Our obituary writer is an extreme, pedantic gossip. He gets things wrong, but he gets them in detail. I had just started working at the paper. He thought I was an alcoholic; he told it to a man on night rewrite, who told it to all the people in the newsroom, who told it to the people at the culture desk. It is not so troubling to be thought an alcoholic; still, I preferred not. When he asked me out to lunch, I gladly went. His parents are from Poland. His name is Standish Hawthorne Smith. We went to a Greek restaurant. When we sat down, he held my hand. He asked whether Will has his divorce. I did not know quite what to say. I asked about his work. He smiled. He asked what I would like to drink. Nothing I thought. Then I remembered that nothing would be the order of an alcoholic on the wagon. My normal Scotch and water would not do. I asked for an ouzo. No alcoholic in his right mind, I thought, would have an ouzo. I had two. Standish walked me home. He said he wrote, and read, a lot of poetry. When we got to my door, he asked whether he might use the phone.

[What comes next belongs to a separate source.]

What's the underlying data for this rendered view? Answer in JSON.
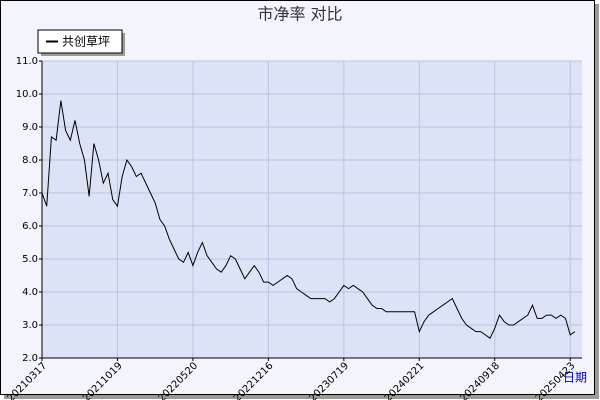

He made three phone calls, going to the kitchen now and then, to poor himself another vodka. I sat in the living room, with a glass of wine. I had altogether lost my sense of purpose in the situation. After his hour or two of phone calls, he came to the living room. “Do you know,” he said, “three things are said to be true of every Polish houseguest. First, he raids your icebox. Then he reads your mail. Then he fires the maid.” He walked to a window, pulled the curtains, asked whether I would like him to fire the maid. He finally read some poetry instead. Anyway, Will’s gone.